Con cierta frecuencia, María, que desde niña había mostrado su interés y desarraigo a las costumbres propias de la familia, comenzó a visitar los locales de la Malasaña de aquellos años, de los años antes a cualquiera, imagina, mirá, qué años. La llamaban Platerita, por sus modales argentinos y esa picaresca propia de los rioplatenses. Se fumaba los cigarros como un buen hombre de negocios un puro, los enrollaba en el papelito fino de liar, el tabaco ese, migajado, aromático, pasaba la lengua y ahí, ya quedaba, un rasgar de encendedor y ahí que iba un cuarto cigarro. Las uñas se le volvieron amarillas, pero Platerita, la nena, los ojitos de miel, guardaba en su mirada y formas el encanto de la mujer fatal de aquellos años. Los de antes. Los de muy entonces.
Yo había llegado con mis modales antiguos y mis sonrisas de bebedor. La muy fingida disposición a atreverme a lanzar la caña a cualquier muchacha con risita repugnante, de las que te agotan la billetera. Maria te agotaba la billetera, de acuerdo, pero María era María. Una Lolita encantadora, de las que no quedaban. Por cincuenta te hacía la mejor mamada de la historia, contada y por contar, digo la Historia, eh. Soy discreto. Pero lo de aquella mujer no era normal, no, sus miradas (de las indiscretas, sí) prometían exactamente lo que la imaginación te jugaba en pocos segundos. Tenía los senos pequeños y la lengua suelta, y las carnes prietas, eh, de poca carne, pero firme y dura. Tenía la piel suave como una caricia de melocotón, y las caderas estrechas. Gemía con un placer oscuro las noches de luna llena, eso también lo recuerdo.

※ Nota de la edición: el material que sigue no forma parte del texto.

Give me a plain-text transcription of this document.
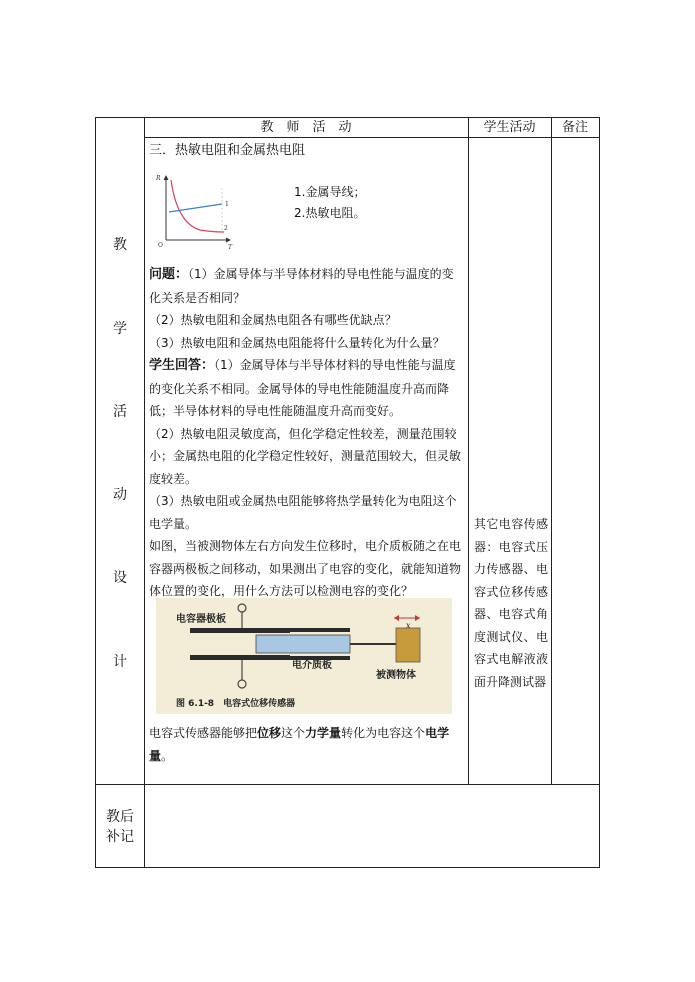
教　师　活　动	学生活动	备注
教
学
活
动
设
计
教后
补记
三．热敏电阻和金属热电阻
R
T
O
1
2
1.金属导线；
2.热敏电阻。

问题：（1）金属导体与半导体材料的导电性能与温度的变化关系是否相同？

（2）热敏电阻和金属热电阻各有哪些优缺点？

（3）热敏电阻和金属热电阻能将什么量转化为什么量？

学生回答：（1）金属导体与半导体材料的导电性能与温度的变化关系不相同。金属导体的导电性能随温度升高而降低；半导体材料的导电性能随温度升高而变好。

（2）热敏电阻灵敏度高，但化学稳定性较差，测量范围较小；金属热电阻的化学稳定性较好，测量范围较大，但灵敏度较差。

（3）热敏电阻或金属热电阻能够将热学量转化为电阻这个电学量。

如图，当被测物体左右方向发生位移时，电介质板随之在电容器两极板之间移动，如果测出了电容的变化，就能知道物体位置的变化，用什么方法可以检测电容的变化？

x
电容器极板
电介质板
被测物体
图 6.1-8　电容式位移传感器

电容式传感器能够把位移这个力学量转化为电容这个电学量。

其它电容传感器：电容式压力传感器、电容式位移传感器、电容式角度测试仪、电容式电解液液面升降测试器
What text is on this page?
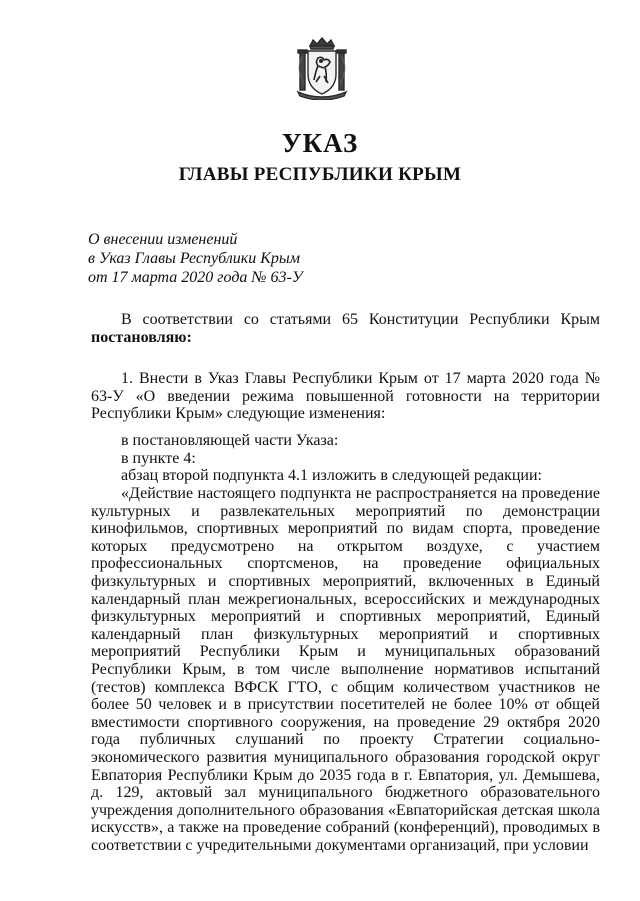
УКАЗ
ГЛАВЫ РЕСПУБЛИКИ КРЫМ
О внесении изменений
в Указ Главы Республики Крым
от 17 марта 2020 года № 63-У
В соответствии со статьями 65 Конституции Республики Крым постановляю:
1. Внести в Указ Главы Республики Крым от 17 марта 2020 года № 63-У «О введении режима повышенной готовности на территории Республики Крым» следующие изменения:
в постановляющей части Указа:
в пункте 4:
абзац второй подпункта 4.1 изложить в следующей редакции:
«Действие настоящего подпункта не распространяется на проведение культурных и развлекательных мероприятий по демонстрации кинофильмов, спортивных мероприятий по видам спорта, проведение которых предусмотрено на открытом воздухе, с участием профессиональных спортсменов, на проведение официальных физкультурных и спортивных мероприятий, включенных в Единый календарный план межрегиональных, всероссийских и международных физкультурных мероприятий и спортивных мероприятий, Единый календарный план физкультурных мероприятий и спортивных мероприятий Республики Крым и муниципальных образований Республики Крым, в том числе выполнение нормативов испытаний (тестов) комплекса ВФСК ГТО, с общим количеством участников не более 50 человек и в присутствии посетителей не более 10% от общей вместимости спортивного сооружения, на проведение 29 октября 2020 года публичных слушаний по проекту Стратегии социально-экономического развития муниципального образования городской округ Евпатория Республики Крым до 2035 года в г. Евпатория, ул. Демышева, д. 129, актовый зал муниципального бюджетного образовательного учреждения дополнительного образования «Евпаторийская детская школа искусств», а также на проведение собраний (конференций), проводимых в соответствии с учредительными документами организаций, при условии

Se aparecía en el portal con aquella mirada de indiferencia, cigarro en mano (decimotercero), y a continuación subía las escaleras muy lentamente, marcando cada paso, cada peldaño. Os juro que era sexo en estado puro. No sucio, pero sí enigmático, magnéticamente frenético. Lamía con lujuria su vientre y así empezaba con la respiración entrecortada. Cerraba los ojos en medio de aquel éxtasis buscado y esperado, cómo lo sabía, cómo me volvía aquella chiquita. Loco.